Доминик ещё немного постоял у окна, скрестив руки на груди, и девушка внизу заметила на себе его взгляд. Потом он молча вышел.
Глава 12
Шесть утра настало неожиданно быстро. Едва Айла успела наконец побороть бессонницу, загудела убийственная сирена, похожая на ту, что во время войны предупреждала о начале бомбёжки.
– И вас с добрым утром, паршивцы, – пробубнил сквозь сон Монтонари, продирая заспанные веки. Оглушительный вой закончился, и заменивший его мелодичный женский голос из колонки над дверью пожелал новобранцам доброго утра. В ногах у каждого лежал пакет с одеждой. Люди на койках зашевелились.

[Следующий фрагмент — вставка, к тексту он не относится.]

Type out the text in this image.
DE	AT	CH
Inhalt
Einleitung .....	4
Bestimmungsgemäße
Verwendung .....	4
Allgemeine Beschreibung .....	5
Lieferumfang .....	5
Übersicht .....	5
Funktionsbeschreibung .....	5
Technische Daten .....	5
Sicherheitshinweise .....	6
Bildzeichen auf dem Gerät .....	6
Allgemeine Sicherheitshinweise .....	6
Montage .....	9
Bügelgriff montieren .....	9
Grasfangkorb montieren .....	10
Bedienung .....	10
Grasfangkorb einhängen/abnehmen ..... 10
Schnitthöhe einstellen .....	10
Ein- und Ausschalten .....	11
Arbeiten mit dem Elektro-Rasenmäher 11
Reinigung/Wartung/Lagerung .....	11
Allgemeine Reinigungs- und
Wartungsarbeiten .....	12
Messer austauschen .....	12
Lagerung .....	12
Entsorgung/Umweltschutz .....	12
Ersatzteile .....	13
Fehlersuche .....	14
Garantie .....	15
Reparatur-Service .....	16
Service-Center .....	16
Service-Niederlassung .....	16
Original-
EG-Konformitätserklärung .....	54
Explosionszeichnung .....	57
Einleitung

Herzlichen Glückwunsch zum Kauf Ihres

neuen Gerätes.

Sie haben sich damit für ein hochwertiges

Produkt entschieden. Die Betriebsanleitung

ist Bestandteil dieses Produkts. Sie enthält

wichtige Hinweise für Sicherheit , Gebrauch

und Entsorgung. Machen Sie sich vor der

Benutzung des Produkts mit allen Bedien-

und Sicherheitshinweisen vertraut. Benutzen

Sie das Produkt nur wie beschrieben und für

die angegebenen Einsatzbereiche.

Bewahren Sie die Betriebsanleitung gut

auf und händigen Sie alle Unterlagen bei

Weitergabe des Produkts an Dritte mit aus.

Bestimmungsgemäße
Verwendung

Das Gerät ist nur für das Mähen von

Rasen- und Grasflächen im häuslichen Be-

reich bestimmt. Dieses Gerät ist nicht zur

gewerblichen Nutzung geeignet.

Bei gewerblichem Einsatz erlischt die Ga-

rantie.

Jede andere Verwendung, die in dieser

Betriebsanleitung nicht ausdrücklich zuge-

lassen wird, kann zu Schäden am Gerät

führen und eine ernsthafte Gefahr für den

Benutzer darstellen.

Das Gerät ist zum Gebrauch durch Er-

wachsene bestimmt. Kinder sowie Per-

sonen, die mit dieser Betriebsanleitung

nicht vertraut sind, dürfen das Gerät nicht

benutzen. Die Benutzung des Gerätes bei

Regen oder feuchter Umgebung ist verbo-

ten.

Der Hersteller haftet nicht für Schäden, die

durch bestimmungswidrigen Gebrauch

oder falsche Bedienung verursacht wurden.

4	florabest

«…По правую руку от вас находится дверь в душевые. В пакетах вы найдёте всё, что вам нужно…» Одежда для тренировки: простая чёрная футболка с именами на спинах, спортивные штаны, щётка, кусок мыла.
Душевые оказались тесными, но отдельными и с дверьми на защёлках, так что можно было не стесняться случайно увидеть друг друга совершенно голыми. Эрнан выглядел подавленным, и даже не стал шутить насчёт того, что оказался намного выше промежуточных перегородок между душевыми, и при желании увидеть леванеску голой ему не составило бы никакого труда.
Раны Айлы всё ещё немного кровоточили, хотя сами по себе почти не доставляли дискомфорта. Удивительно. Она хорошенько промыла их мыльной пеной и залепила вложенным в пакет пластырем.
– Шрамы, – раздался грустный голос Шан. Она разглядывала следы от ран на голени. – Шрамы остались. Такие уродливые.
– Ты и в душе их не снимаешь? – хмыкнул Эрнан на её напульсники, невзначай бросив взгляд за перегородку.
– Не смотри! – она быстро прикрыла грудь рукой и брызнула в Эрнана водой.
– Не очень-то и хотелось, – пробурчал он, изучая следы от собственных ран. Это были далеко не первые шрамы на его теле. Он вышел в предбанник в полотенце на бёдрах и встал у длинного, во всю стену, зеркала, у которого над раковиной одна из девушек вытирала пошедшую из носа кровь.
– Откуда это у тебя? – Ашанти завернулась в полотенце и вышла к нему, изумлённо изучая ладную мужскую фигуру, испещрённую, как лунная поверхность, корявыми шрамами от порезов и разрывов.
Эрнан молча провёл рукой по старому шраму от ожога на груди и вышел из душевой.
До первой тренировки оставалось совсем мало времени – новобранцы успели только почистить зубы и переодеться.
– С распущенными волосами ты похожа на русалку, – заметила Ашантима, когда увидела в женской раздевалке, как Айла расчёсывала наспех высушенные волосы, чтобы снова убрать их в пучок.
– Брат тоже так говорил, – ответила Айла, будто устыдившись собственной красоты. – А отец называл меня Мышонком, когда я заплетала их в косу на макушке. Коса у меня тогда была тонкая и висела как мышиный хвост. Всё хочу их обрезать. Они слишком длинные – мешают, вот и убираю их.
– Это будет кощунством. У меня вот терпения хватает отрастить свои только до плеч, а потом хватаюсь за ножницы – и долой, – посетовала леванеска. – Не стриги их, они тебе очень идут.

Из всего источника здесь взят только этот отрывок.